12. the compound or pharmaceutically acceptable salt thereof of the purposes for any one of claim 1-11, wherein the inflammatory conditions are classes Rheumatic arthritis.

13. the compound or pharmaceutically acceptable salt thereof of the purposes for any one of claim 1-11, wherein the inflammatory conditions are scorching Property enteropathy (IBD) (such as Crohn disease or ulcerative colitis).

14. it is used for the chemical combination of any one of claim 1-13 purposes in the past to the patient of methotrexate (MTX) response deficiency Thing or its officinal salt.

15. it is used for the compound of any one of claim 1-14 purposes in the patient concurrently treated with methotrexate (MTX) Or its officinal salt.

16. the compound or pharmaceutically acceptable salt thereof of the purposes for claim 15, wherein patient receive 7.5-25mg 1 times a week Methotrexate (MTX).

17. the compound or pharmaceutically acceptable salt thereof of the purposes for claim 16, wherein patient receive 10-25mg 1 times a week Methotrexate (MTX).

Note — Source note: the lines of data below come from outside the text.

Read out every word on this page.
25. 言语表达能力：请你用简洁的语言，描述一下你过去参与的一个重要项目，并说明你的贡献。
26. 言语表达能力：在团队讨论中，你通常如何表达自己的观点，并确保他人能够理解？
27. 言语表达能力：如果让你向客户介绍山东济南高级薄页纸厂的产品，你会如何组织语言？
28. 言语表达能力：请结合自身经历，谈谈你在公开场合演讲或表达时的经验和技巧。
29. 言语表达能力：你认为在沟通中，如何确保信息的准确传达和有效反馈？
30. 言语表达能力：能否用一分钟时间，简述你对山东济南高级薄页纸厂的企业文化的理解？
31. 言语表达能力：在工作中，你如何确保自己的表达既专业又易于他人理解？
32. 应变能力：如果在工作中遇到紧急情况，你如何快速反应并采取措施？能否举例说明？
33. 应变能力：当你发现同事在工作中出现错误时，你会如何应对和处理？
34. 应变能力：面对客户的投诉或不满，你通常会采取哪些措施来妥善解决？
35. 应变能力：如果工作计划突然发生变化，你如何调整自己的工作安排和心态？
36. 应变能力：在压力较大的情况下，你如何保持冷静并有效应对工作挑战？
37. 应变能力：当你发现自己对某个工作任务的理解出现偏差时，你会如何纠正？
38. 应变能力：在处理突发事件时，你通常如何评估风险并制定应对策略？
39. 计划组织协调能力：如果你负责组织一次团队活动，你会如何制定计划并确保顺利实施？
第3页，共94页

18. the compound or pharmaceutically acceptable salt thereof of the purposes for any one of claim 1-14, wherein patient do not use concurrently Methotrexate (MTX) is treated.

19. the compound or pharmaceutically acceptable salt thereof of the purposes for claim 18, wherein patient do not receive concurrently any another Outer is used for rheumatoid arthritis or IBD (such as Crohn disease or ulcerative colitis) treatment.

20. the compound or pharmaceutically acceptable salt thereof of the purposes for any one of claim 1-19, wherein being observed after treatment in 4 weeks Hemoglobin level increase.

21. the compound or pharmaceutically acceptable salt thereof of the purposes for claim 20, wherein observing at least 1g/L increase.

22. the compound or pharmaceutically acceptable salt thereof of the purposes for claim 20, wherein with 100mg b.i.d. or 200mg Q.d. dosage is applied in the patient of compound or pharmaceutically acceptable salt thereof and observes at least 3.5g/L increase.